As the market and regulatory environment demand that our industry meets the needs of individuals who use audio description or closed captions to enjoy movies and TV shows, one would hope we’d have strong representation of these very communities in our professional ranks. In reality, there is significant room for improvement.
Deaf, hard-of-hearing, blind, visually impaired and partially sighted contributors are not nearly as present in everyday media localization processes as they should be. This is an unfortunate circumstance, considering the aging population that is going to increasingly want and need these services. The 65-and-older demographic is expanding rapidly as a percentage of the total population, most strikingly the 85+ subset.

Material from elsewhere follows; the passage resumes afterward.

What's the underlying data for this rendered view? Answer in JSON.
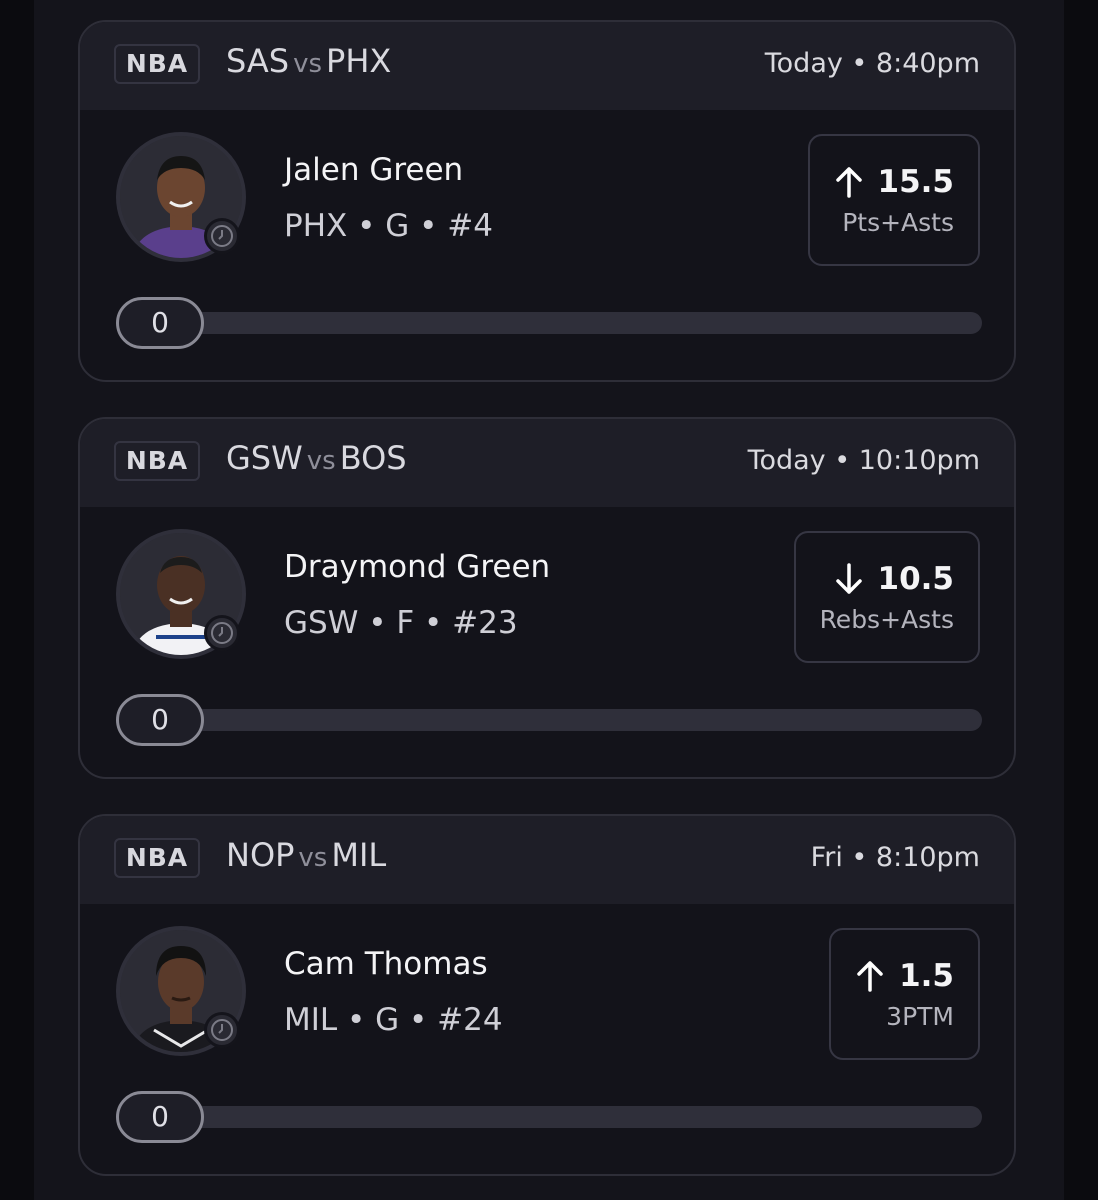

Tony, who works with us on a freelance basis on the accessibility team, is a 42-year-old mentor to English-language closed-captioning experts. He is fully deaf in one ear and has 40 percent hearing loss in the other. Though fluent now, Tony didn’t grow up using American Sign Language, as most of his hearing loss came about as an adult. Throughout life, he has battled a common misperception about his capabilities. “Most people imagine us, in the deaf community, to be somewhat intellectually impaired,” Tony says. “It’s untrue and unfair, but not surprising, given the fact that extra effort does have to be made by fully hearing people to communicate. Many simply won’t try. They’d rather make convenient assumptions.”
Tony enjoys teaching his trainees to think like someone who is not getting as much information through sound as a hearing viewer but is also likely to comprehend more visually than the average person does. “Yes, it’s important that we know a dog is barking in the distance if it’s contributing to the ambiance of a horror movie,” Tony explains. “But unless it’s plot-pertinent – like the barking of a chained-up guard dog – it’s not necessary for us to know every time he or she barks. On the other hand, when the heroine leaves a door open behind her when she enters a house, deaf viewers are much more likely to have noticed that than your average hearing person.” Tony also emphasizes attention to psychological details. “I once saw a captioned version of a popular movie that made no reference to the thick New York accents of the leading stars nor the strong Southern accents of their surrounding cast. To say that this missing element was crucial to fully appreciating the movie is a major understatement.”
Tony also trains descriptive writers for the blind, sharing a trade secret about this work. “Whenever possible, get a copy of the screenplay, because that is truly what screenwriters do – write for people who must imagine in their minds what’s happening on-screen.”
Including more professionals with visual impairment in the creative process is often the result of being open-minded when the opportunity arises. For example, in areas of localization that we don’t often think of as accessibility, such as dubbing, a French creative team we work with collaborates with an actress with a visual impairment. A dubbing director on this team describes her this way: “S. has a repertoire of character voices that is extremely creative and seemingly inexhaustible. She prints out scripts in very large type and can follow the lip movement on-screen to the degree necessary. Her disability doesn’t affect anything. Except, no doubt, it intensifies her pre-existing talent for mimicry.”
(S. didn’t want her name used, as she doesn’t want to be pigeonholed as a “blind” actress. “I am an actress specializing in voiceover work,” she says. “Period.”)
It’s a fact that deaf creatives in the industry are too often passed over for work. And the same is true for the community of talented experts with visual impairment. As localization ambassadors, we do our best to make sure movies and TV shows are seen by the largest audiences possible and resonate with all types of people around the world. However, providing excellent captioning and audio description is part of a crucial feedback loop that encourages and demands greater inclusion of these communities in every part of the process, whether for a small indie gem or a massive blockbuster.
In another example, we recently subtitled a documentary in which a deaf Holocaust survivor spoke about his experience using a hybrid version of Hebrew and Hungarian sign language. It is some of the most striking footage I’ve had the honor of watching. In recent years, we’ve grown accustomed to seeing a sign language interpreter standing behind a government official during important public announcements. Yet with this documentary it struck me that this was the inverse – it was the hearing people who needed an interpreter for an almost-extinct sign language from the 1930s.
One final point to consider is that these issues extend beyond hearing and sight. As translators, sometimes we are too close to the matter at hand and are unable to see the forest for the trees. Because of this, we must rely on monolingual colleagues to ask us, “Why are you translating it in that manner?” or comment “I don’t quite get the translation of that joke.” To avoid the pitfalls of being too focused on the details, dynamic group effort helps drive the quality control process to its peak. We need others’ input and diverse perspectives to fully produce the best localization services and to ensure content is truly accessible to the largest global audiences possible. Quite simply, weighing input from multiple parties turns good translation into great translation.
So, let’s all take full advantage of artisan creative brainpower – of all sensory expression – as we gladly partake in this mission and make it art for the world to enjoy.